Amy’s sayings #3

This is a series on how to run a business without micromanaging your staff. These are phrases they should hear in their head when the situation it applies to arises. In the first post of this series, I explained We’ll get fired if a client can’t print, but we won’t keep a client because they can print. The second post covered Don’t make a plan based on the exception.

Do I really need to know that?

Today we tackle the busy business owner, busy bookkeeper, busy tech’s most useful phrase in prioritizing information flow. “Do I really need to know that?” It’s not possible to count the number of times I use this phrase. I use it so much that I just found myself including it in an article I wrote for Quest on taming the flood of alerts that come from MCAS.

This phrase protects you from information overload. Today’s business environment can generate information with ease but most of it isn’t useful. I created this phrase in the early days of RMM tools where they were touted as sending me an alert when a user’s hard drive was full. My phrase was then born. Do I really need to know that? My customer will call before I find the time to review that alert. And so my quest to reduce information clutter was born.

On the accounting side of the business, information overload happens there too. QuickBooks lets me break out 250 categories in my chart of accounts. We occasionally bump into that and QuickBooks want to upsell me; instead, I want to downsize them. Simple is better. That’s not to say that I don’t want information from QuickBooks, I definitely do, but I want the information I need not the information that QuickBooks wants to sell me or the information that is recommended by third party MSP experts. I want to know our progress is meeting certain goals that I have for the business and I want to track percentage growth in over broad categories. So, we move things around to provide just the information that we want and no more.

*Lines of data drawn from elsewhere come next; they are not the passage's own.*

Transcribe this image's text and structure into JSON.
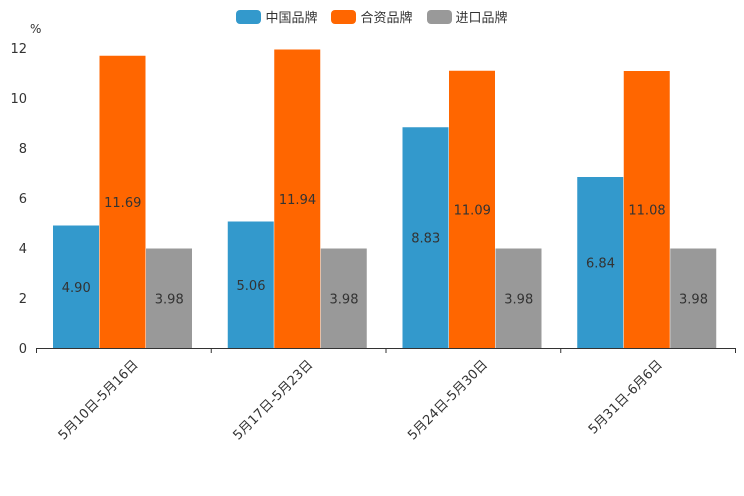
{
  "chart_data": {
    "type": "bar",
    "title": "",
    "ylabel": "%",
    "xlabel": "",
    "ylim": [
      0,
      12
    ],
    "yticks": [
      "0",
      "2",
      "4",
      "6",
      "8",
      "10",
      "12"
    ],
    "categories": [
      "5月10日-5月16日",
      "5月17日-5月23日",
      "5月24日-5月30日",
      "5月31日-6月6日"
    ],
    "series": [
      {
        "name": "中国品牌",
        "color": "#3399cc",
        "values": [
          4.9,
          5.06,
          8.83,
          6.84
        ],
        "labels": [
          "4.90",
          "5.06",
          "8.83",
          "6.84"
        ]
      },
      {
        "name": "合资品牌",
        "color": "#ff6600",
        "values": [
          11.69,
          11.94,
          11.09,
          11.08
        ],
        "labels": [
          "11.69",
          "11.94",
          "11.09",
          "11.08"
        ]
      },
      {
        "name": "进口品牌",
        "color": "#999999",
        "values": [
          3.98,
          3.98,
          3.98,
          3.98
        ],
        "labels": [
          "3.98",
          "3.98",
          "3.98",
          "3.98"
        ]
      }
    ],
    "legend_position": "top-center"
  }
}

To me this is just like the wave that flowed over America when Marie Kondo asked homeowners buried in clutter whether an item brought them joy. I use much the same method when considering whether a piece of information is useful. Do I really need to know that? If the answer is no, the solution isn’t just to toss it aside and move on. It’s to stop the information from being generated and crossing my path ever again.

Adopt, Do I really need to know that, and you’ll find that the clarity you have on everything in your business will improve.